Travers loved these anecdotes. They were feathers in her cap of cultural superiority. And yet, in the 1980s, she worked on a script for a new and ultimately unproduced Poppins movie for the Disney studio with historian and writer named Brian Sibley, who insists that she readily admitted that Mary Poppins had many strong elements.
"All throughout her life, she changed her story," Marcel explained. "Some days she said she liked the movie, some days she said she didn't like it. When she gave the rights to Cameron Mackintosh to do the theater version of it, she stipulated in that contract that there were to be no Americans that work on that show, which meant that the Sherman Brothers' songs would get recomposed. That was pretty near her death, and not a very nice thing to do, so I would say that she was carrying some bitterness with her about it for the rest of her life."

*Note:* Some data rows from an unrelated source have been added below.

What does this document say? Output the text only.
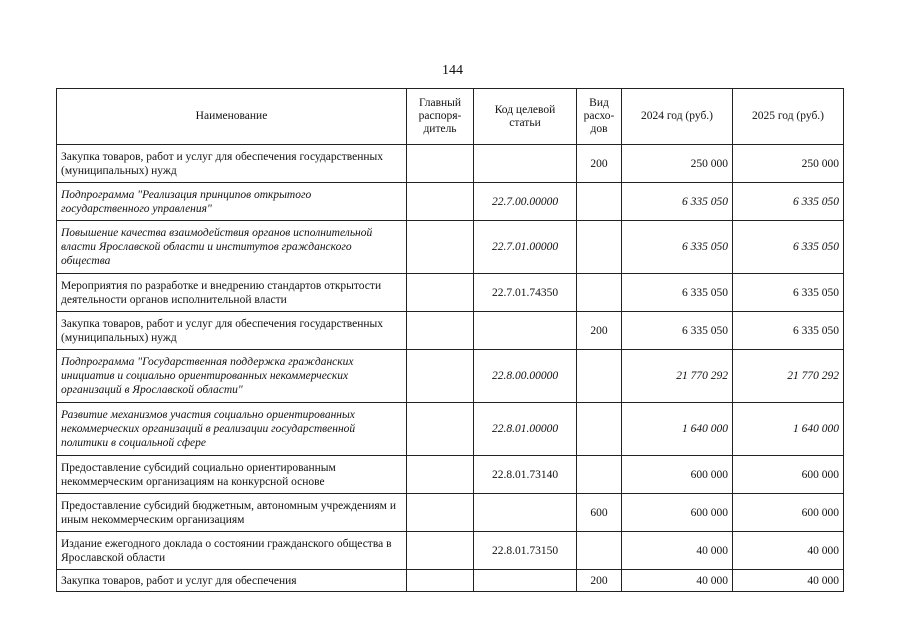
144
Наименование	Главный распоря-дитель	Код целевой статьи	Вид расхо-дов	2024 год (руб.)	2025 год (руб.)
Закупка товаров, работ и услуг для обеспечения государственных (муниципальных) нужд			200	250 000	250 000
Подпрограмма "Реализация принципов открытого государственного управления"		22.7.00.00000		6 335 050	6 335 050
Повышение качества взаимодействия органов исполнительной власти Ярославской области и институтов гражданского общества		22.7.01.00000		6 335 050	6 335 050
Мероприятия по разработке и внедрению стандартов открытости деятельности органов исполнительной власти		22.7.01.74350		6 335 050	6 335 050
Закупка товаров, работ и услуг для обеспечения государственных (муниципальных) нужд			200	6 335 050	6 335 050
Подпрограмма "Государственная поддержка гражданских инициатив и социально ориентированных некоммерческих организаций в Ярославской области"		22.8.00.00000		21 770 292	21 770 292
Развитие механизмов участия социально ориентированных некоммерческих организаций в реализации государственной политики в социальной сфере		22.8.01.00000		1 640 000	1 640 000
Предоставление субсидий социально ориентированным некоммерческим организациям на конкурсной основе		22.8.01.73140		600 000	600 000
Предоставление субсидий бюджетным, автономным учреждениям и иным некоммерческим организациям			600	600 000	600 000
Издание ежегодного доклада о состоянии гражданского общества в Ярославской области		22.8.01.73150		40 000	40 000
Закупка товаров, работ и услуг для обеспечения			200	40 000	40 000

The time constraints of Saving Mr. Banks' focus preclude it from doing anything more than hinting at those 30 years of convenient acrimony; but because Marcel and Hancock spend half the film attributing Travers' difficulties with Disney's planned adaptation to her traumatic childhood, they were able to create a complete narrative arc even without being entirely sure as to just how the author felt about the film.
"The what-if that Kelly has constructed is that it's not about the movie," Hancock said. "It's about the fact that she's been able to come to grips, face up to her past, and make peace with her father."
The ending — which we will not spoil — is full of tears, humanizing Travers while sparing Mary Poppins, which (as they say quite often in this movie) brought great joy to generations of children, whether the original author liked it or not.